From Screen To Page—And Page To Screen

By by June D. Bell

Amy Talkington is a screenwriter who’s also an author. Or an author who’s also a screenwriter. She envisions her first novel, Liv, Forever (Soho Press, 2014), one day appearing on the screen. In fact, that’s initially how Talkington first conceived the story, and she directed the eerie minute-long trailer to promote the young-adult novel.

For more than a year, Talkington rose at 4 a.m.—before tending to her two young daughters and then working as a screenwriter in Los Angeles—to draft and then revise Liv, Forever. “It was exhilarating,” she says. “I was addicted to it in a weird way. I wanted to try to get to know Liv better, just get into her head more than I could in a screenplay. And I wanted to create a really layered history and mythology for her school.”

The plot deftly blends the critical ingredients of a teen blockbuster: An artsy young woman, Olivia “Liv” Bloom, who’s an outsider. A murder at a spooky boarding school. Supernatural interference. A crush, and a budding, ghostly romance.

Liv, Forever garnered praise from Anna Godbersen ’02, bestselling author of The Luxe series, whose endorsement graces the cover: “Nimble and heartfelt, with knowledge rich and deep of what it means to be different.” Talkington’s editor sent the book to Godbersen for a review without knowing that both authors, who have since met, were Barnard alumnae.

Crafting a novel satisfied Talkington’s desire to create an original piece. It’s an urge that is hard to fulfill in film alone, because studios are leery of backing projects that aren’t sequels, franchises, or guaranteed blockbusters.Talkington holds the rights to Liv, Forever and has reached out to directors and an actor in hopes of turning it into a screenplay for a film or television. It wouldn’t be unusual for a young-adult novel to wind up on the screen.Two books for and about teens— John Green’s The Fault in Our Stars and Gayle Forman’s If I Stay—were summer movie blockbusters.
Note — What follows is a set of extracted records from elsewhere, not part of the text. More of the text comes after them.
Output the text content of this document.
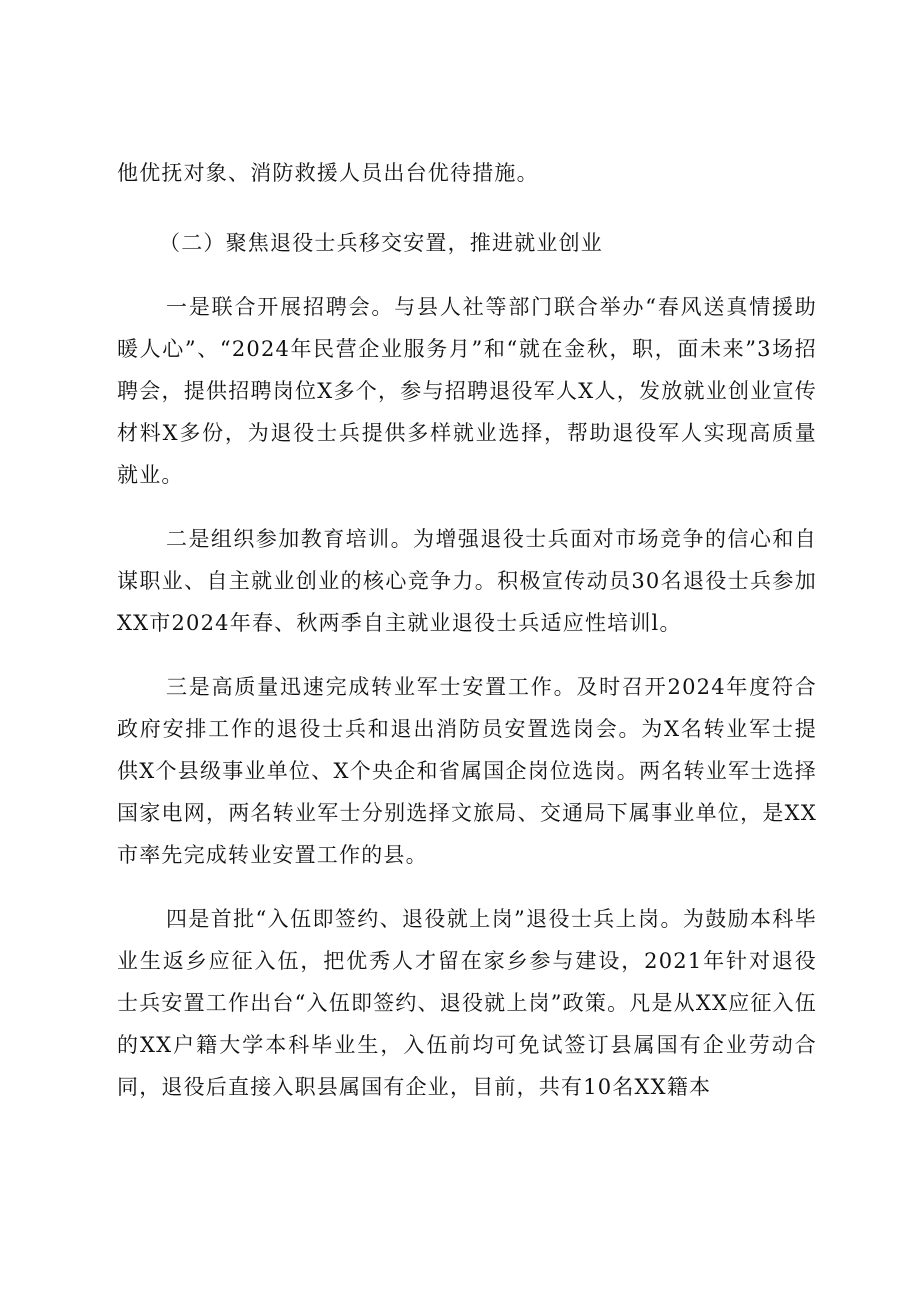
他优抚对象、消防救援人员出台优待措施。

（二）聚焦退役士兵移交安置，推进就业创业

一是联合开展招聘会。与县人社等部门联合举办“春风送真情援助暖人心”、“2024年民营企业服务月”和“就在金秋，职，面未来”3场招聘会，提供招聘岗位X多个，参与招聘退役军人X人，发放就业创业宣传材料X多份，为退役士兵提供多样就业选择，帮助退役军人实现高质量就业。

二是组织参加教育培训。为增强退役士兵面对市场竞争的信心和自谋职业、自主就业创业的核心竞争力。积极宣传动员30名退役士兵参加XX市2024年春、秋两季自主就业退役士兵适应性培训l。

三是高质量迅速完成转业军士安置工作。及时召开2024年度符合政府安排工作的退役士兵和退出消防员安置选岗会。为X名转业军士提供X个县级事业单位、X个央企和省属国企岗位选岗。两名转业军士选择国家电网，两名转业军士分别选择文旅局、交通局下属事业单位，是XX市率先完成转业安置工作的县。

四是首批“入伍即签约、退役就上岗”退役士兵上岗。为鼓励本科毕业生返乡应征入伍，把优秀人才留在家乡参与建设，2021年针对退役士兵安置工作出台“入伍即签约、退役就上岗”政策。凡是从XX应征入伍的XX户籍大学本科毕业生，入伍前均可免试签订县属国有企业劳动合同，退役后直接入职县属国有企业，目前，共有10名XX籍本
Talkington mined her own background to create Liv Bloom. Like Liv, she attended boarding school and was a passionate painter.Talkington majored in art history at Barnard but was drawn to cinema and film. Her senior thesis was an experimental video installation that featured four videos playing simultaneously. She had to enlist three friends to press four “start” buttons at the same moment. “Barnard really encouraged exploration and independence and let me forge my own path in a way that has influenced everything that I do,” she says.
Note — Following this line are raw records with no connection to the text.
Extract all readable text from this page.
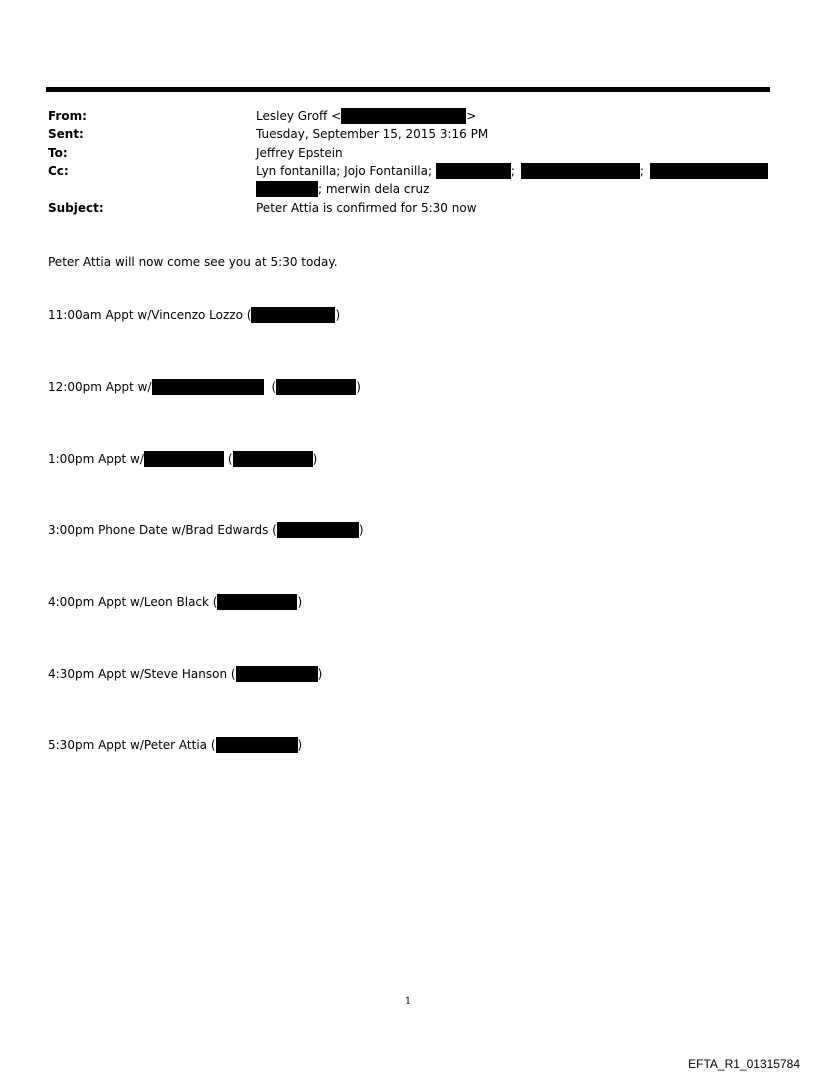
From:	Lesley Groff <	>
Sent:	Tuesday, September 15, 2015 3:16 PM
To:	Jeffrey Epstein
Cc:	Lyn fontanilla; Jojo Fontanilla;	;	;
; merwin dela cruz
Subject:	Peter Attia is confirmed for 5:30 now
Peter Attia will now come see you at 5:30 today.
11:00am Appt w/Vincenzo Lozzo (	)
12:00pm Appt w/	(	)
1:00pm Appt w/	(	)
3:00pm Phone Date w/Brad Edwards (	)
4:00pm Appt w/Leon Black (	)
4:30pm Appt w/Steve Hanson (	)
5:30pm Appt w/Peter Attia (	)
1
EFTA_R1_01315784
Talkington received an MFA in film directing from Columbia in 1999, a year after her 15-minute film, Second Skin, received the New Line Cinema award for best director at the Columbia Film Festival and the top student prize at the Austin Film Festival. As a director, her episode of the web series Little Horribles, was a South by Southwest Festival (SXSW) narrative short official selection this year.

Since moving to Los Angeles 12 years ago, Talkington has worked on dozens of projects. She wrote and directed the feature film, The Night of the White Pants, starring Tom Wilkinson, Nick Stahl, and Selma Blair. She also wrote the Private Benjamin remake for New Line Cinema, and the movie Avalon High for the Disney Channel, for which she won a Writers Guild Award. In addition to adapting Liv, Forever, Talkington currently has about half a dozen feature-film projects in the works.
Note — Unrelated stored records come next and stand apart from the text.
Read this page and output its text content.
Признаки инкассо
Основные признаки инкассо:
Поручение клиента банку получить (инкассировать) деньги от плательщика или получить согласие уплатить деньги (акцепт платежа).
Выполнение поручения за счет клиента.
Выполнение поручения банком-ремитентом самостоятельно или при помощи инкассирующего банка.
Working for studios requires focus, flexibility, and often, great patience. Consider her script for an ’80s musical called Valley Girl. For six years, Talkington has shepherded the project along a convoluted course that included a studio bankruptcy, the loss of a director, two years on the back burner, a rewrite, and then a rewrite of that rewrite. “It’s alive again!” Talkington says with a laugh. “It’s a tricky balance of having hope but not feeling crushed when things don’t move forward.You’re pushing as hard as you can, but you only have so much power as a writer.”

Unless, of course, you pen a novel. “You write it, and it goes out in the world as you wrote it,” she says. “It’s not rewritten by 10 other people. That’s another reason it was so exhilarating. It exists, and it’s incredibly exciting and gratifying.”